I imagine open source boot software being better than closed source (a real no brainer) but whats the difficulties with the open one? I'm not very versed in those very low level things.
Not entirely the case anymore. Libreboot switched to a blob reduction policy in order to support more hardware. Hopefully this will bring things forward quite a bit over the next year.
If you want to install this please DO NOT USE THE CH341A programmer. That fucking shit has the internal control signals and data signals at 5V and the bios chips usually work at 3.3V or lower.
The CH341A is defective by design and the Chinese manufacturers don't care. There are fixes online, but still the chip works badly.
If you want to install libreboot, please use any other option given at Libreboot docs. I lost too many hours because of the fucking Chinese ch341a. Which I solved quickly with a pi pico board.
In any case do not use this guy's video as an example. The instructions of the video ARE WRONG and you may fry your bios. Don't be fooled by this youtuber confidence. Follow the docs.

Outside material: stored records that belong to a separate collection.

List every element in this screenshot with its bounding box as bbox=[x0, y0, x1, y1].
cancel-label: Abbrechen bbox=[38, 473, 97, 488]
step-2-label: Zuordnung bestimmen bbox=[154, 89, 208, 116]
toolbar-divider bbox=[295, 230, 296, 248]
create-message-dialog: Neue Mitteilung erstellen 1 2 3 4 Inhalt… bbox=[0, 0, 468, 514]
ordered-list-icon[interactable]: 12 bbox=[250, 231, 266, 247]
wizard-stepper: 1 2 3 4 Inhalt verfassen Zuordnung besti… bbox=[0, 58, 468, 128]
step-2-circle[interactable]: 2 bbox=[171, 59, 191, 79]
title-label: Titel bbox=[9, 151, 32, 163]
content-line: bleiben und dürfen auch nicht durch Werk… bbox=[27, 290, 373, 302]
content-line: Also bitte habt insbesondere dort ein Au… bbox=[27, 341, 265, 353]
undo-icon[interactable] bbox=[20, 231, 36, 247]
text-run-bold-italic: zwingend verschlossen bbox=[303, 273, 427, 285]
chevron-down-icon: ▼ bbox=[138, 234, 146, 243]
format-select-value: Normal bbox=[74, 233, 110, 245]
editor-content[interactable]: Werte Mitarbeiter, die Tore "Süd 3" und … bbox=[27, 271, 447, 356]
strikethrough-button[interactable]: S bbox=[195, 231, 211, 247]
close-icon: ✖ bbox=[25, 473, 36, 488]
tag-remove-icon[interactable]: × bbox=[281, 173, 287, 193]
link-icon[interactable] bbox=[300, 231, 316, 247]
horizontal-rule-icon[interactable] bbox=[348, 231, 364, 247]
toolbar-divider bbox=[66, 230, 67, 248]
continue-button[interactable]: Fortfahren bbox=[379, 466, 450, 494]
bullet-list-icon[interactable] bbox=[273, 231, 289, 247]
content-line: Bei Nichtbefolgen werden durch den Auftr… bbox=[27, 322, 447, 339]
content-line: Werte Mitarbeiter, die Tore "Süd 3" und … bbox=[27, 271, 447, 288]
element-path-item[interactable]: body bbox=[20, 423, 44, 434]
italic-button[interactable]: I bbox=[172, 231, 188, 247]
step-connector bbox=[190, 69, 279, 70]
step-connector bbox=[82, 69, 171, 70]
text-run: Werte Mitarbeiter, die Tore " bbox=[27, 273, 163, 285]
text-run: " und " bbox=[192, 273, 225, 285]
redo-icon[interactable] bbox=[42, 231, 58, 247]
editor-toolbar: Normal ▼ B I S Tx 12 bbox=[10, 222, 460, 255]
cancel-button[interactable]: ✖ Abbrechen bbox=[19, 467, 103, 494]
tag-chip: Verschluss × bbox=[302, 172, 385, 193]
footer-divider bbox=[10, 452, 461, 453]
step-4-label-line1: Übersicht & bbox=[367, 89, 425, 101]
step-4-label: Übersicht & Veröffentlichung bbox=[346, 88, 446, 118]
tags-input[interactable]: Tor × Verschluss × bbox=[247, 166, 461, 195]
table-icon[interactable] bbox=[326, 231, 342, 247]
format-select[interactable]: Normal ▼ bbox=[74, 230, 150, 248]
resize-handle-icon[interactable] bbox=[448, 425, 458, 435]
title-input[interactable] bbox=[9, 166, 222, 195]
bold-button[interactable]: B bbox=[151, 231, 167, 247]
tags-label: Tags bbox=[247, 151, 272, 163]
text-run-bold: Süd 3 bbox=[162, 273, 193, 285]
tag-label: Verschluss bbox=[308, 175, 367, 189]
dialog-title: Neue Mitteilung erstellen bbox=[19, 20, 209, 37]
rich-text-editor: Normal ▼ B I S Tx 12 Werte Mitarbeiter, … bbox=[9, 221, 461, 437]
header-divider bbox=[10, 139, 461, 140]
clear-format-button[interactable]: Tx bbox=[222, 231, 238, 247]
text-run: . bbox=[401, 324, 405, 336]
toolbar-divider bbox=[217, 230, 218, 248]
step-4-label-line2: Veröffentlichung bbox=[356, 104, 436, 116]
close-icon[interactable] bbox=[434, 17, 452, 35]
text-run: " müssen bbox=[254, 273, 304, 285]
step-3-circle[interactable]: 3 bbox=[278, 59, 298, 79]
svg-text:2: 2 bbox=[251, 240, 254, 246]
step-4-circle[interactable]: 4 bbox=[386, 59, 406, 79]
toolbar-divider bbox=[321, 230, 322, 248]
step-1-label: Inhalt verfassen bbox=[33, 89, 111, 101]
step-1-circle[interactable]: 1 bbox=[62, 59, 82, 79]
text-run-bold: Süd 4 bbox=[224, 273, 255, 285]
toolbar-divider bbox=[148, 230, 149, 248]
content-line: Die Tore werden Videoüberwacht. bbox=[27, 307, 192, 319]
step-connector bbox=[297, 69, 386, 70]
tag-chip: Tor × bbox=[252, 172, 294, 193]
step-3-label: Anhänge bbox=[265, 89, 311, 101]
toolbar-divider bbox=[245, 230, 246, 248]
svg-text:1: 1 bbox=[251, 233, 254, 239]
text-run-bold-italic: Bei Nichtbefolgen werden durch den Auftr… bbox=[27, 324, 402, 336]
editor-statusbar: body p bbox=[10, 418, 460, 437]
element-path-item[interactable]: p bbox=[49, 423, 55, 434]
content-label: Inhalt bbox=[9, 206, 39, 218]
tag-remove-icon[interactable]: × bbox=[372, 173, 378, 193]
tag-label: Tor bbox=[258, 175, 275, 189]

There are some mobos, most of them are from prebuilt desktops.
I found only one "gamer": Gigabyte GA-G41M-ES2L from 2009, Socket 775, supports Core2Extreme, that was a beast 15 years ago.
But any other mobo can be used as a gaming mobo, usually they have standard ports and and newer ones tend to follow standard ATX sizes. Front IO ports usually use different configuration, but you can still use it in a case, possible that only the onoff button will work, no leds and reset, that's good enough
Looks like this will need few years to mature. God willing it will support for more modern situations over next few years. I would deff consider my upgrade around mobo that supports FOSS BIOS.